Phosphate is analyzed using a modification of the Bernhardt and Wilhelms (1967) method. Ammonium molybdate is added to a seawater sample to produce phosphomolybdic acid, which is then reduced to phosphomolybdous acid (a blue compound) following the addition of dihydrazine sulfate. The sample is passed through a 50-mm flow cell and measured at 820 nanometers.
Nutrient samples were drawn into 45-mL high-density polypropylene, narrow mouth, screw-capped centrifuge tubes that were rinsed three times before filling. Standardizations were performed at the beginning and end of each group of analyses (one cast, usually 36 samples) with a set of an intermediate concentration standard prepared for each run from secondary standards. These secondary standards were in turn prepared aboard ship by dilution from dry, pre-weighed standards.

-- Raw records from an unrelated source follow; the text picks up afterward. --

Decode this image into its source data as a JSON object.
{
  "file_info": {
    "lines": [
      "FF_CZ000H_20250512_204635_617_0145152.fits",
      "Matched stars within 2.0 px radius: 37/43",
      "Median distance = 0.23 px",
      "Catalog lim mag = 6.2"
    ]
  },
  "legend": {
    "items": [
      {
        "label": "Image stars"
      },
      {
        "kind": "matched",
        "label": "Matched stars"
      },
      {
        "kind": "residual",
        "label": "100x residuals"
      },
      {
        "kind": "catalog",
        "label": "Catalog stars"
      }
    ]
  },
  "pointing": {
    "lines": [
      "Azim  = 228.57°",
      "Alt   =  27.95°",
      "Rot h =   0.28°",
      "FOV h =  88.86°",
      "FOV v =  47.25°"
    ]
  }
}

Sets of 4 to 6 different concentrations of shipboard standards were analyzed periodically to determine the deviation from linearity as a function of concentration for each nutrient.
Nutrients, reported in micromoles per kilogram, were converted from micromoles per liter by dividing by sample density calculated at zero pressure, in-situ salinity, and an assumed laboratory temperature of 25°C.